BEAST OF BASTILLE
Guy Georges

Classification: Serial Killer
Born: Angers, France, 1962
Arrested: March 27, 1998
No. Victims: 7-10
Active: 1991-1997
Nickname:Beast of the Batille
Victim Profile:Young Parisian women
MO: Rape-torture-murder, bound victims to bed in their homes and slit their throats
Location: Paris, Angers, France

From 1991 to 1997 the lethal "Beast of Bastille" is suspected of having tortured, raped and killed seven women in the neighborhood of the famed Revolutionary era Parisian prison. On March 27, 1998, French police, in the largest manhunt in French criminal history, picked up Georges -- who was a vagrant at the time -- in Montmartre after police DNA-matched him to four Beast of Bastille murders and one attempted rape. In custody he confessed to three more murders.

The attacker allegedly stalked his victims for several days before making his move. He would then engage them in conversation and talked his way into their apartments. Once inside he would bound them to the bed, rape and torture them, then he would slit their throats.

Embarrasing local authorities, Guy's DNA profile had been on record for at least three years and investigators continually overlooked it.
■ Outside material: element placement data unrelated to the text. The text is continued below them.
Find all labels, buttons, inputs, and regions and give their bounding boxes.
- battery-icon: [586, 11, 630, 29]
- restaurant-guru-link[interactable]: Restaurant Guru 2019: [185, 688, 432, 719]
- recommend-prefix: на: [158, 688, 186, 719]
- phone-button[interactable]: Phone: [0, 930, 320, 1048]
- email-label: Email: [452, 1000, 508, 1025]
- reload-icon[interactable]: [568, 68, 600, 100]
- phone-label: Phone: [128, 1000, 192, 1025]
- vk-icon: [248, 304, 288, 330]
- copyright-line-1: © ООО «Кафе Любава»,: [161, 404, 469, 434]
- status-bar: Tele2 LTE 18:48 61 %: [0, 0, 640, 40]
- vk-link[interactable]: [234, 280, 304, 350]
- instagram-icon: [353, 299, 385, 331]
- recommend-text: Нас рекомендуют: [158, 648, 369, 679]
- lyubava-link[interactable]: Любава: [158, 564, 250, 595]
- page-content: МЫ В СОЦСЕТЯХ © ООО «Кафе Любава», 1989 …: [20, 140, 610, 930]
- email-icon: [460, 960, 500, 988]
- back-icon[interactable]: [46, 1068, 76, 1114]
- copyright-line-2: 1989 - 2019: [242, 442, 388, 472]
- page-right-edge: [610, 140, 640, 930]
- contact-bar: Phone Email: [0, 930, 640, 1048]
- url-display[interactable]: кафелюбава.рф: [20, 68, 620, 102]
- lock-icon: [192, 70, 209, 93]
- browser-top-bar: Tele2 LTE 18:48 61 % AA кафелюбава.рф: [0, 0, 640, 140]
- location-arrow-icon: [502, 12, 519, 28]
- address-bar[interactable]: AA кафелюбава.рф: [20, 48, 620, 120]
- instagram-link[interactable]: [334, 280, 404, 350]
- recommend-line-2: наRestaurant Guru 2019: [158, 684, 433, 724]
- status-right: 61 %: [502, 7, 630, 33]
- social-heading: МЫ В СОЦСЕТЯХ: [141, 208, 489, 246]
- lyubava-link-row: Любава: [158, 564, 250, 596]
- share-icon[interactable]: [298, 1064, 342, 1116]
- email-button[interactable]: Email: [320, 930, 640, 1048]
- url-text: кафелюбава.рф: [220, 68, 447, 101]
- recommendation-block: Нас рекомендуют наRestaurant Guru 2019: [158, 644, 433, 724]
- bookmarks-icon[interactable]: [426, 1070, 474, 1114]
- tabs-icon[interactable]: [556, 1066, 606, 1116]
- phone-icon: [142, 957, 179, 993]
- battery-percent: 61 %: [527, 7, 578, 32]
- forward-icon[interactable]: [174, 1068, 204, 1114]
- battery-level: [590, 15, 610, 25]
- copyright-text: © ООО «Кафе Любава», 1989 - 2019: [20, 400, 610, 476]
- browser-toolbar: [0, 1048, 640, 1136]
When authorities finally connected the Beast cases to him they discovered he had already given evidence in one of the murder in 1995.

Described as "unstable", Georges is said to be a persistent sexual offender who has been living in cheap hotels and squats in Paris for some time. In court, Georges was described by the public prosecutor as "the incarnation of evil" and psychiatrists warned that he could not be cured of his desire to kill. Born and raised in Angers, he is also being questioned about three rapes and murders committed between 1991 and 1994. All the victims were young women, some found tied to their beds with knife or razor cuts to their throats.

Georges' trial started March 19, 2001 after authorotoes determined he was legally sane. In court Georges' 71-year-old foster mother, Jeanne Morin, said he was "a sensational child." Georges told the court that his biological parents, an American soldier and a French woman, abandoned him when he was just an infant. The Morin family, who had seven children of their own, then took him in.

Psychiatrists told the court that Georges was a "narcissistic psychopath," and one doctor likened him to a cat that catches birds through natural impulse. Police said his victims were all attractive women, who appeared energetic and successful. "He is a diabolical personality...the incarnation of evil," public prosecutor Evelyne Lesieur told the court.

Georges began the three-week trial insisting he was innocent, but later confessed in the face of overwhelming evidence and emotion-charged testimony from families of the victims. On April 5, after admitting to the murders, Georges was sentenced life in prison with no parole for 22 years. The verdict upheld the penalty state prosecutors had requested. Before the verdict was delivered, Georges turned to the victims' families and asked the court not to impose a life sentence. "I am nearly 40 years old and I will never get out."

Georges also asked for forgiveness from the families and indicated to the court that he might commit suicide. "The sentence that you are going to impose on me is nothing, I will inflict a sentence upon myself," he said. "Twenty two years. That's nothing. Life is life. You can rest assured, I will never leave prison. But I can tell you that I won't serve this sentence."